Turns out the red planet is blue on the inside.
Now, here is some fascinating news!
Scientist have been theorizing that there just might be more to Mars than we think for quite some time now, but lacked the evidence to back themselves up. Well, not anymore.
Despite claims in the 1890s that Mars was filled with canals teeming with water, research over the past several decades has suggested that in fact, Mars has only a tiny amount of water, mostly near its surface.Then, during the 1970s, as part of NASA’s Mariner space orbiter program, dry river beds and canyons on Mars were discovered—the first indications that surface water may have once existed there. The Viking program subsequently found enormous river valleys on the planet, and in 2003 it was announced that the Mars Odyssey spacecraft had actually detected minute quantities of liquid water on and just below the surface, which was later confirmed by the Phoenix lander. Now, according to an article published yesterday in the journal Geology, there is evidence that Mars is home to vast reservoirs of water in its interior as well.
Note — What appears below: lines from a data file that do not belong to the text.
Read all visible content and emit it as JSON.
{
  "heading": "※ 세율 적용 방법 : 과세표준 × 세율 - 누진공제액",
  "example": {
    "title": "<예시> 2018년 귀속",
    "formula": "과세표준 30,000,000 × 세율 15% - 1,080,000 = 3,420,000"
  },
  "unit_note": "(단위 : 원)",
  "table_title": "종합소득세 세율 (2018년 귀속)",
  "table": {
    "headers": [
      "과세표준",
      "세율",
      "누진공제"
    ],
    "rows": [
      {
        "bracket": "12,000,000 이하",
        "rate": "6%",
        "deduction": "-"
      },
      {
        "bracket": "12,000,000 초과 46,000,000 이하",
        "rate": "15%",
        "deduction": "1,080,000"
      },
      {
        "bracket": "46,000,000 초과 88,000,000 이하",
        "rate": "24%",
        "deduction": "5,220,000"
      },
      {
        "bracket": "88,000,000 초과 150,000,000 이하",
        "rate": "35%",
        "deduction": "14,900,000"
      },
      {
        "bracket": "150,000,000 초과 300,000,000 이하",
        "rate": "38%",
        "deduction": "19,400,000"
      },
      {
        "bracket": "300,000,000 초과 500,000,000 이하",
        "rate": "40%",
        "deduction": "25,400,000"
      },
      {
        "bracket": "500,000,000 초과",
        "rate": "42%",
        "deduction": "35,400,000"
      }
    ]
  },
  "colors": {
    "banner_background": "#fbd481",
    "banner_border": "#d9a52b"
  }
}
The finding has weighty implications for our understanding of the geology of Mars, for hopes that the planet may have at some point in the past been home to extraterrestrial life, and for the long-term prospects of human colonization there. “There has been substantial evidence for the presence of liquid water at the Martian surface for some time,” said Erik Hauri, one of the study’s authors. “So it’s been puzzling why previous estimates for the planet’s interior have been so dry. This new research makes sense.”